“Our estimates clearly indicate that decreases in the real prices
of nicotine replacement therapy products would significantly increase per-capita
sales of these products,” say John A. Tauras, Ph.D., and Frank
J. Chaloupka, Ph.D., of the University of Illinois at Chicago.
The researchers estimate that a 10 percent decrease in the price of nicotine
replacement therapy would increase the average demand for popular brands
of nicotine patches and gums by almost 25 percent.
The study was published in the journal Nicotine & Tobacco Research and supported by GlaxoSmithKline Consumer Healthcare, which manufactures
nicotine replacement products like Nicoderm CQ® and Nicorette®,
the two products examined in the study.
Increasing the price of cigarettes could also increase
the demand for nicotine replacement products, which may “imply that nicotine replacement
therapy and cigarettes are substitutes in consumption,” they say.
The researchers say that federal and state governments can encourage more
quitting by reducing the cost of nicotine replacement therapies through
a range of policy options, including mandating private health insurance
coverage of nicotine replacement therapy and subsidizing the therapy for
uninsured or underinsured individuals.
Tauras and Chaloupka examined price data for two nicotine replacement
products and for cigarettes in 50 U.S. metropolitan markets over a three-year
span to calculate how nicotine replacement demand might fluctuate under
different pricing conditions. Currently, the products sell on online drug
store sites for around $27-$30 for a seven-day Nicoderm CQ patch kit and
around $28-$33 for a 48-pack of Nicorette 2 mg gum, the smallest units
measured by the researchers in this study.

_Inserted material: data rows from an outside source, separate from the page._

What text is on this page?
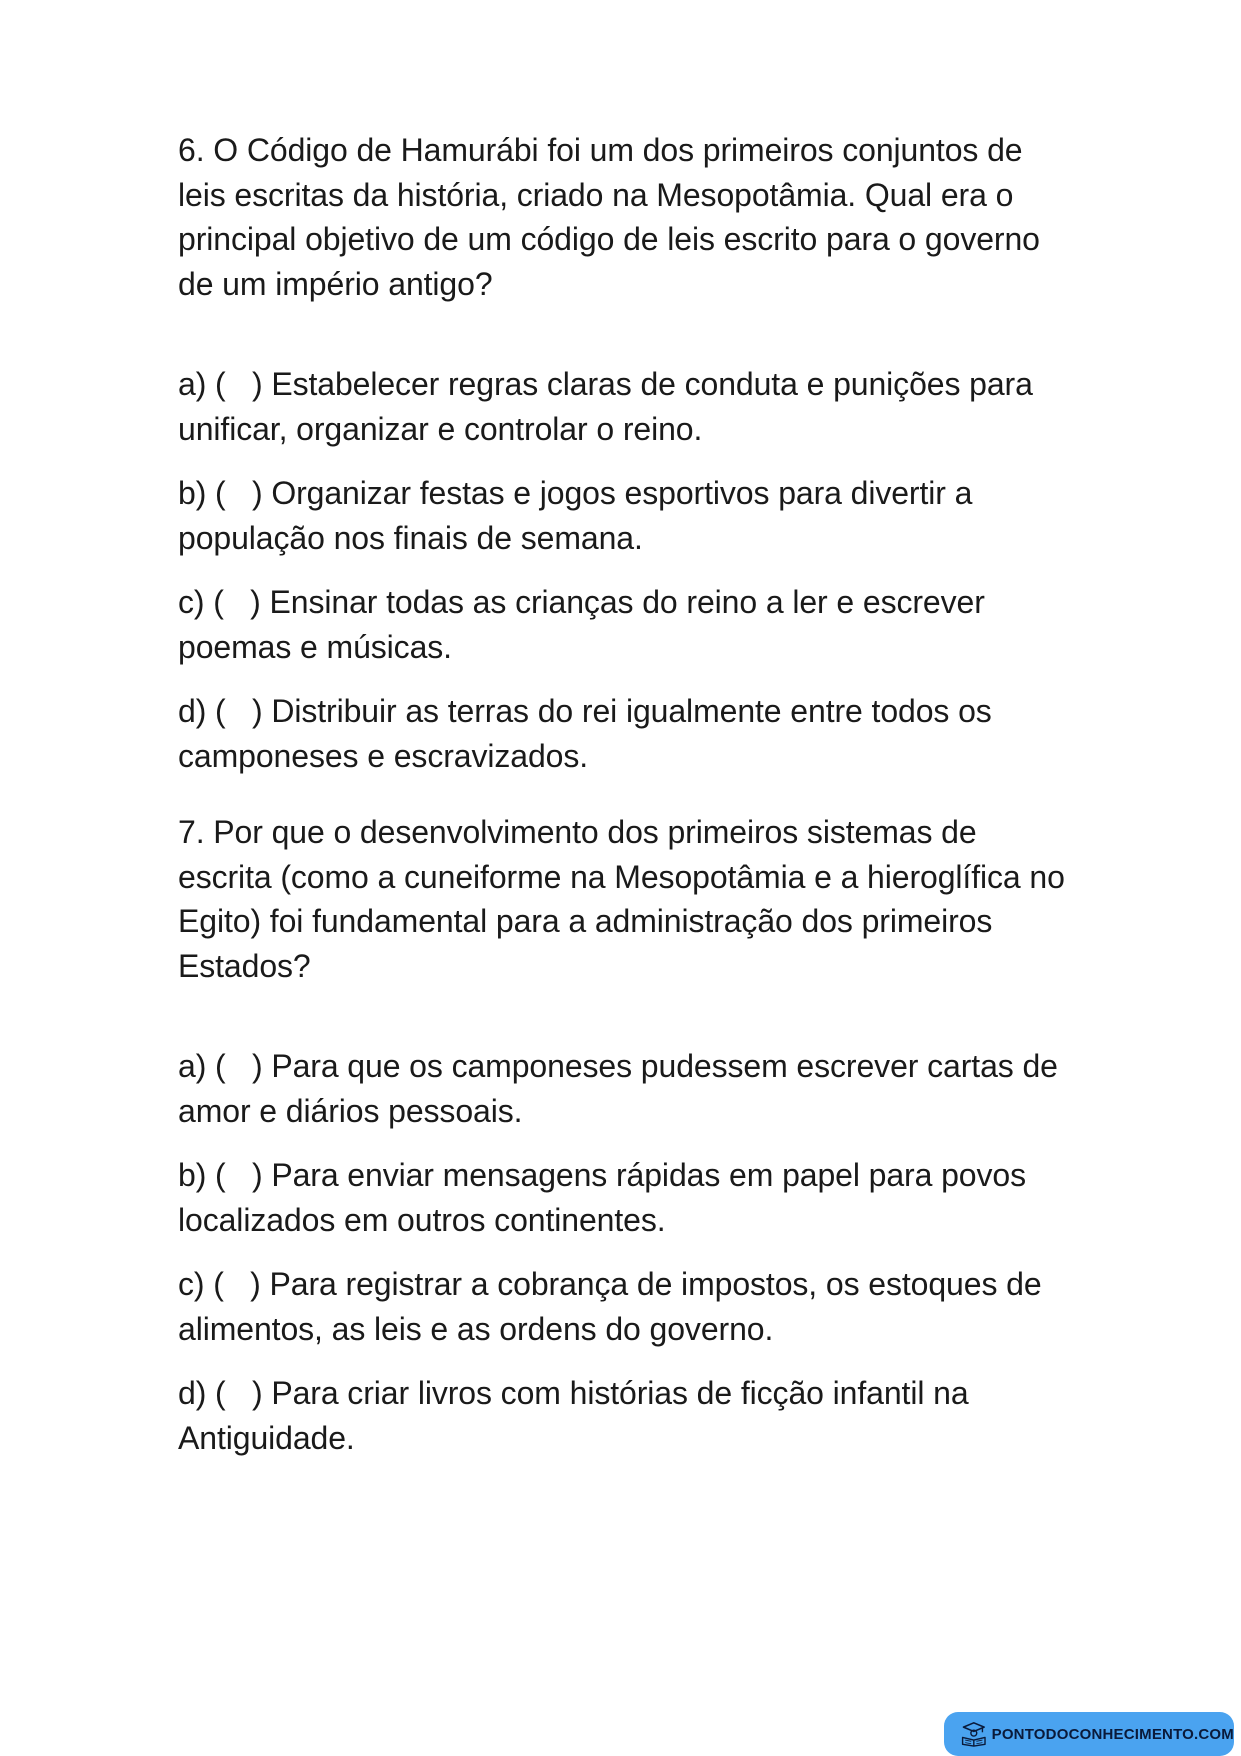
6. O Código de Hamurábi foi um dos primeiros conjuntos de leis escritas da história, criado na Mesopotâmia. Qual era o principal objetivo de um código de leis escrito para o governo de um império antigo?

a) (   ) Estabelecer regras claras de conduta e punições para unificar, organizar e controlar o reino.

b) (   ) Organizar festas e jogos esportivos para divertir a população nos finais de semana.

c) (   ) Ensinar todas as crianças do reino a ler e escrever poemas e músicas.

d) (   ) Distribuir as terras do rei igualmente entre todos os camponeses e escravizados.

7. Por que o desenvolvimento dos primeiros sistemas de escrita (como a cuneiforme na Mesopotâmia e a hieroglífica no Egito) foi fundamental para a administração dos primeiros Estados?

a) (   ) Para que os camponeses pudessem escrever cartas de amor e diários pessoais.

b) (   ) Para enviar mensagens rápidas em papel para povos localizados em outros continentes.

c) (   ) Para registrar a cobrança de impostos, os estoques de alimentos, as leis e as ordens do governo.

d) (   ) Para criar livros com histórias de ficção infantil na Antiguidade.

PONTODOCONHECIMENTO.COM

The researchers also found that the products were more
in demand during the New Year’s resolution period than during the American Cancer
Society’s Great American Smokeout, held each November.

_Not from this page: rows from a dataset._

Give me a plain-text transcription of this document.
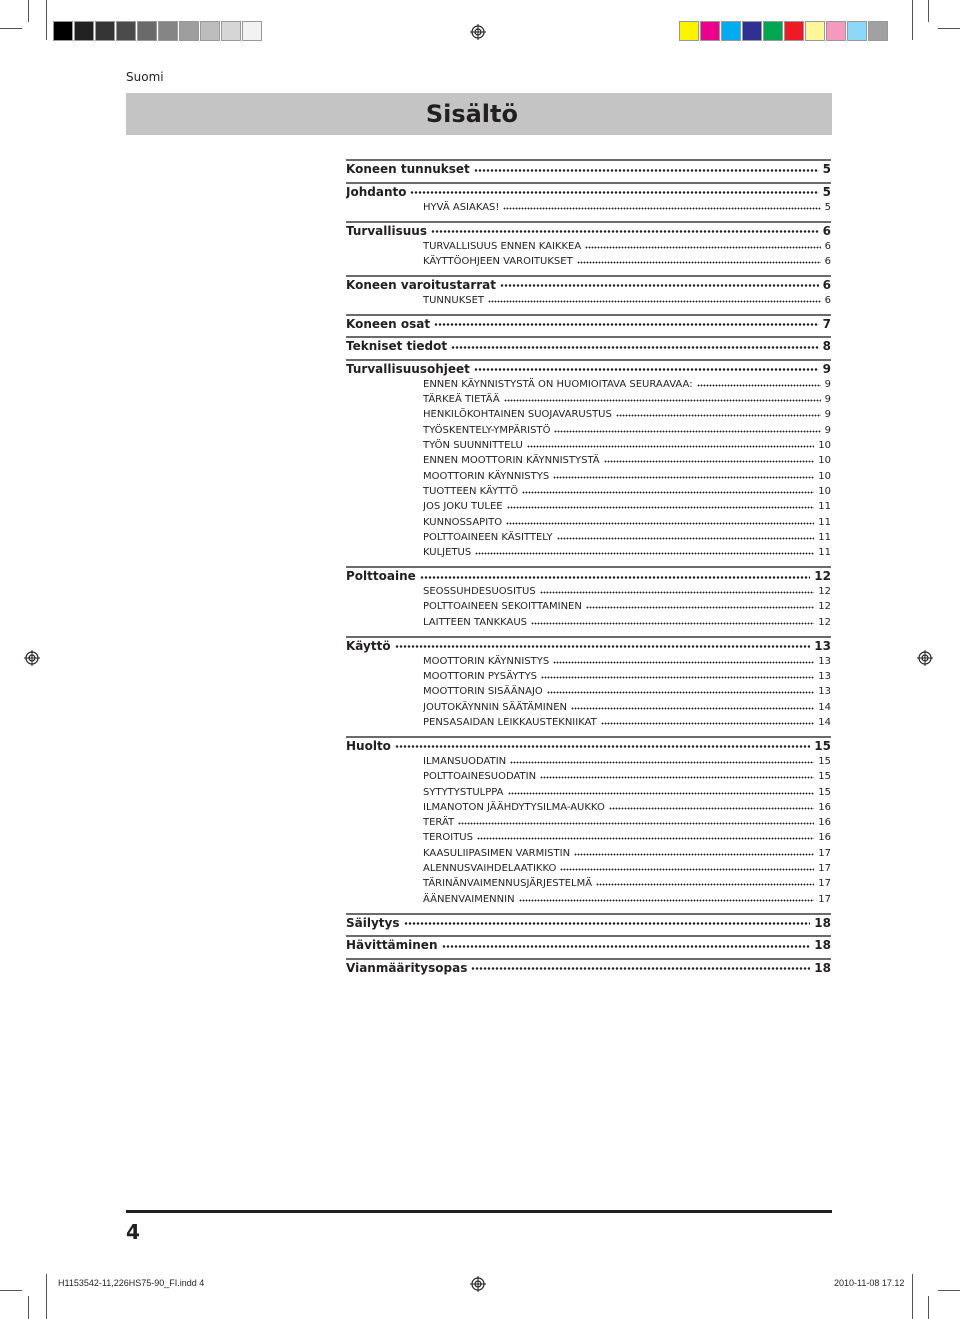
Suomi
Sisältö
Koneen tunnukset	5
Johdanto	5
HYVÄ ASIAKAS!	5
Turvallisuus	6
TURVALLISUUS ENNEN KAIKKEA	6
KÄYTTÖOHJEEN VAROITUKSET	6
Koneen varoitustarrat	6
TUNNUKSET	6
Koneen osat	7
Tekniset tiedot	8
Turvallisuusohjeet	9
ENNEN KÄYNNISTYSTÄ ON HUOMIOITAVA SEURAAVAA:	9
TÄRKEÄ TIETÄÄ	9
HENKILÖKOHTAINEN SUOJAVARUSTUS	9
TYÖSKENTELY-YMPÄRISTÖ	9
TYÖN SUUNNITTELU	10
ENNEN MOOTTORIN KÄYNNISTYSTÄ	10
MOOTTORIN KÄYNNISTYS	10
TUOTTEEN KÄYTTÖ	10
JOS JOKU TULEE	11
KUNNOSSAPITO	11
POLTTOAINEEN KÄSITTELY	11
KULJETUS	11
Polttoaine	12
SEOSSUHDESUOSITUS	12
POLTTOAINEEN SEKOITTAMINEN	12
LAITTEEN TANKKAUS	12
Käyttö	13
MOOTTORIN KÄYNNISTYS	13
MOOTTORIN PYSÄYTYS	13
MOOTTORIN SISÄÄNAJO	13
JOUTOKÄYNNIN SÄÄTÄMINEN	14
PENSASAIDAN LEIKKAUSTEKNIIKAT	14
Huolto	15
ILMANSUODATIN	15
POLTTOAINESUODATIN	15
SYTYTYSTULPPA	15
ILMANOTON JÄÄHDYTYSILMA-AUKKO	16
TERÄT	16
TEROITUS	16
KAASULIIPASIMEN VARMISTIN	17
ALENNUSVAIHDELAATIKKO	17
TÄRINÄNVAIMENNUSJÄRJESTELMÄ	17
ÄÄNENVAIMENNIN	17
Säilytys	18
Hävittäminen	18
Vianmääritysopas	18
4
H1153542-11,226HS75-90_FI.indd 4	2010-11-08 17.12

There is a large body of research that suggests that nicotine
replacement products improve the odds of quitting smoking, say Tauras
and Chaloupka,
who note that lower prices would “likely lead to decreased cigarette
smoking and reduction in the future public health burden caused by tobacco
use.”
In 1995, 68 percent of U.S. smokers wanted to quit smoking
completely, and almost 46 percent of everyday smokers didn’t smoke
for at least one day in their attempts to quit. Despite the desire to
quit, only about
2.5 percent of U.S. smokers stop smoking permanently each year.
“The tenacity of smokers to continue smoking in the face of such
abysmal health consequences speaks to the significant addictive nature
of cigarettes,” Tauras and Chaloupka say.